Danish animation veteran Kim Hagen Jensen began his career in the field working as an animator on features such as Thumbelina, All Dogs Go to Heaven, FernGully: The Last Rainforest and A Troll in Central Park. He has also worked as a storyboard artist on European movies such as Asterix and the Vikings, Harvie and the Magic Museum, The Giant Pear and Ella Bella Bingo. This year, Dreambuilders, an ambitious CG-animated feature he directed, has been released in theaters around the world. We had a chance to chat with him about this movie, which centers on a young girl who has the power to control other people’s dreams. Here is what he told us:
Animag: Congrats on the success of your latest feature. Can you tell us a little bit about how you got involved with this project:
Kim Hagen Jensen: Well, I had a dream one night in which I actually met the workers creating my dreams. This inspired me to develop an animated film about a girl who changes other people’s dreams. Sometime later, I worked together with producer Nynne Selin Eidnes on another film and I pitched her the idea. She was hooked and so we started working on the film which became DreamBuilders.
What attracted you to this project?
I’ve worked as an animator and storyboard artist for many years and directed a few animated shorts, but my ambition has always been to develop and direct my own feature film. I found the idea of influencing other people through dreams fascinating. The emotionality between the characters and the visual possibilities made this story perfect for animation.
Where was the bulk of the CG animation done and how many people worked on it?
All of the CG animation was done in Denmark at the animation studio Hydralab run by Sunit Parekh and co-director Tonni Zinck. When the production peaked we were approximately 25 people animating the film.
Which animation tools were used to produce the animation?
We used Storyboard Pro for storyboards, ZBrush for the models, Maya for the animation and Nuke for compositing and visual effects. I wanted light to play an important part of the visual storytelling. Working with Hydralab, I found an approach to lighting closer to the setup used in live-action films. To further the cinematic experience, we opted for virtual anamorphic lenses and a widescreen format. All this gave us the tools to “paint” with light, conveying the mood and the emotions needed to create a more immersive cinematic experience. We also used Redshift for rendering, which gave us the opportunity to set up lighting almost real time. I have a background in hand-drawn classical animation and I felt that a more painted style would convey the feeling and warmth needed for this film. So, for this production we used painted textures rather than the usual photo referenced textures and bump maps normally used in CG productions.
How long did it take to complete the movie?
It took around five years of story development and financing, but the actual production time from greenlight to the premiere of the film was two years.

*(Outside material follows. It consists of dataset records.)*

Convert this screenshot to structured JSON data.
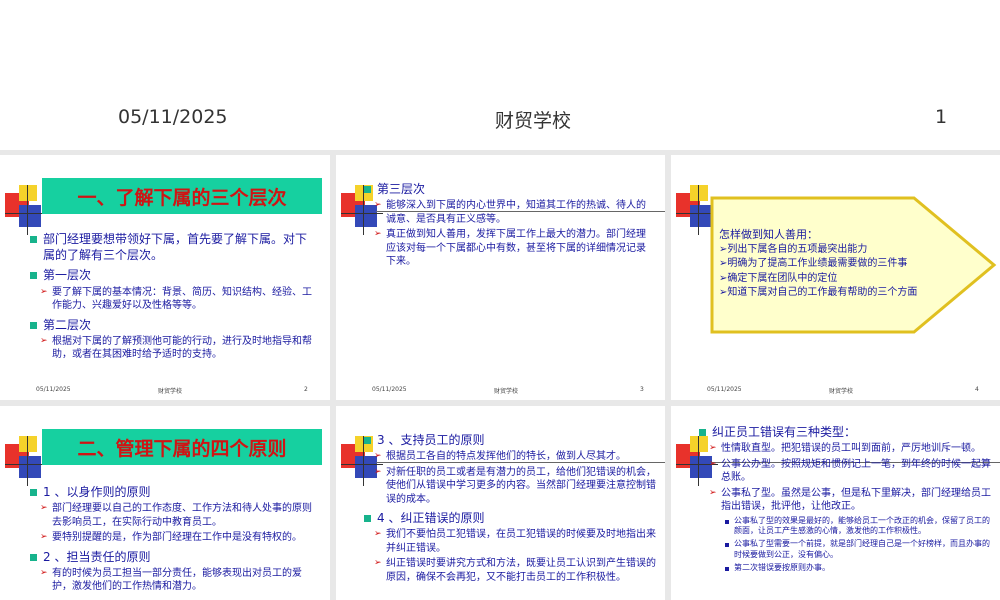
{
  "header": {
    "date": "05/11/2025",
    "title": "财贸学校",
    "page_number": "1"
  },
  "slide1": {
    "title": "一、了解下属的三个层次",
    "items": [
      {
        "level": 1,
        "text": "部门经理要想带领好下属，首先要了解下属。对下属的了解有三个层次。"
      },
      {
        "level": 1,
        "text": "第一层次"
      },
      {
        "level": 2,
        "text": "要了解下属的基本情况：背景、简历、知识结构、经验、工作能力、兴趣爱好以及性格等等。"
      },
      {
        "level": 1,
        "text": "第二层次"
      },
      {
        "level": 2,
        "text": "根据对下属的了解预测他可能的行动，进行及时地指导和帮助，或者在其困难时给予适时的支持。"
      }
    ],
    "footer": {
      "date": "05/11/2025",
      "school": "财贸学校",
      "page": "2"
    }
  },
  "slide2": {
    "items": [
      {
        "level": 1,
        "text": "第三层次"
      },
      {
        "level": 2,
        "text": "能够深入到下属的内心世界中，知道其工作的热诚、待人的诚意、是否具有正义感等。"
      },
      {
        "level": 2,
        "text": "真正做到知人善用，发挥下属工作上最大的潜力。部门经理应该对每一个下属都心中有数，甚至将下属的详细情况记录下来。"
      }
    ],
    "footer": {
      "date": "05/11/2025",
      "school": "财贸学校",
      "page": "3"
    }
  },
  "slide3": {
    "callout": {
      "heading": "怎样做到知人善用：",
      "lines": [
        "➢列出下属各自的五项最突出能力",
        "➢明确为了提高工作业绩最需要做的三件事",
        "➢确定下属在团队中的定位",
        "➢知道下属对自己的工作最有帮助的三个方面"
      ]
    },
    "footer": {
      "date": "05/11/2025",
      "school": "财贸学校",
      "page": "4"
    }
  },
  "slide4": {
    "title": "二、管理下属的四个原则",
    "items": [
      {
        "level": 1,
        "text": "1 、以身作则的原则"
      },
      {
        "level": 2,
        "text": "部门经理要以自己的工作态度、工作方法和待人处事的原则去影响员工，在实际行动中教育员工。"
      },
      {
        "level": 2,
        "text": "要特别提醒的是，作为部门经理在工作中是没有特权的。"
      },
      {
        "level": 1,
        "text": "2 、担当责任的原则"
      },
      {
        "level": 2,
        "text": "有的时候为员工担当一部分责任，能够表现出对员工的爱护，激发他们的工作热情和潜力。"
      }
    ]
  },
  "slide5": {
    "items": [
      {
        "level": 1,
        "text": "3 、支持员工的原则"
      },
      {
        "level": 2,
        "text": "根据员工各自的特点发挥他们的特长，做到人尽其才。"
      },
      {
        "level": 2,
        "text": "对新任职的员工或者是有潜力的员工，给他们犯错误的机会，使他们从错误中学习更多的内容。当然部门经理要注意控制错误的成本。"
      },
      {
        "level": 1,
        "text": "4 、纠正错误的原则"
      },
      {
        "level": 2,
        "text": "我们不要怕员工犯错误，在员工犯错误的时候要及时地指出来并纠正错误。"
      },
      {
        "level": 2,
        "text": "纠正错误时要讲究方式和方法，既要让员工认识到产生错误的原因，确保不会再犯，又不能打击员工的工作积极性。"
      }
    ]
  },
  "slide6": {
    "items": [
      {
        "level": 1,
        "text": "纠正员工错误有三种类型："
      },
      {
        "level": 2,
        "text": "性情耿直型。把犯错误的员工叫到面前，严厉地训斥一顿。"
      },
      {
        "level": 2,
        "text": "公事公办型。按照规矩和惯例记上一笔，到年终的时候一起算总账。"
      },
      {
        "level": 2,
        "text": "公事私了型。虽然是公事，但是私下里解决，部门经理给员工指出错误，批评他，让他改正。"
      },
      {
        "level": 3,
        "text": "公事私了型的效果是最好的，能够给员工一个改正的机会，保留了员工的颜面，让员工产生感激的心情，激发他的工作积极性。"
      },
      {
        "level": 3,
        "text": "公事私了型需要一个前提，就是部门经理自己是一个好榜样，而且办事的时候要做到公正，没有偏心。"
      },
      {
        "level": 3,
        "text": "第二次错误要按原则办事。"
      }
    ]
  },
  "colors": {
    "title_bg": "#16d0a0",
    "title_text": "#d01414",
    "body_text": "#1a1aa0",
    "bullet": "#17b38c",
    "arrow": "#d01414",
    "callout_bg": "#ffffcc",
    "callout_border": "#e0c020"
  }
}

Why do you think this movie stands out in the big crowded field of animated movies for the family?
The theme about building and changing dreams is somewhat unique, but the unusual and entertaining way the movie deals with the father-daughter relationship and the difficulties of being a modern family is what really makes it stand out. The high production quality we were able to create on a somewhat limited budget has also gained a lot of attention.
What is your take on the overall animation landscape today?
As the technology becomes more versatile and intuitive, I can play more with camera lightning and the overall visual storytelling. I am able to watch the different iterations of a character in real time, which means that there is a shorter path from my creative vision to the final frames. I think and hope that the next big evolutionary step will be animated stories for adults that are less family orientated and more experimental while maintaining a high production quality.
You have worked on many of the classic 2D animated indie features of the ’80s and ’90s and then made a smooth transition to CG animated features in Europe. Do you miss anything about the way animated features were made in those earlier years?
When I am a bit nostalgic, I really miss working in rooms with pencil drawings on real paper all around me. I miss the sound of animators flipping paper with sketches all around them. I miss being around artists producing long, detailed layouts on paper and creating watercolor backgrounds. All of them are surrounded by brushes, paints, pencils and libraries of reference books.
What has been the secret to your success and longevity in the business?
I am not sure there is a secret. I have a very strong passion for filmmaking, drawing, design, animation, storytelling and world-building, so this business has always been my playground.
Any tips for up and coming animation professionals?
Don’t let cool projects gather dust too long. Get out there and pitch them. See if they sink or swim. Either way, you will learn something for you next project.
Sola Media is handling the feature’s international sales.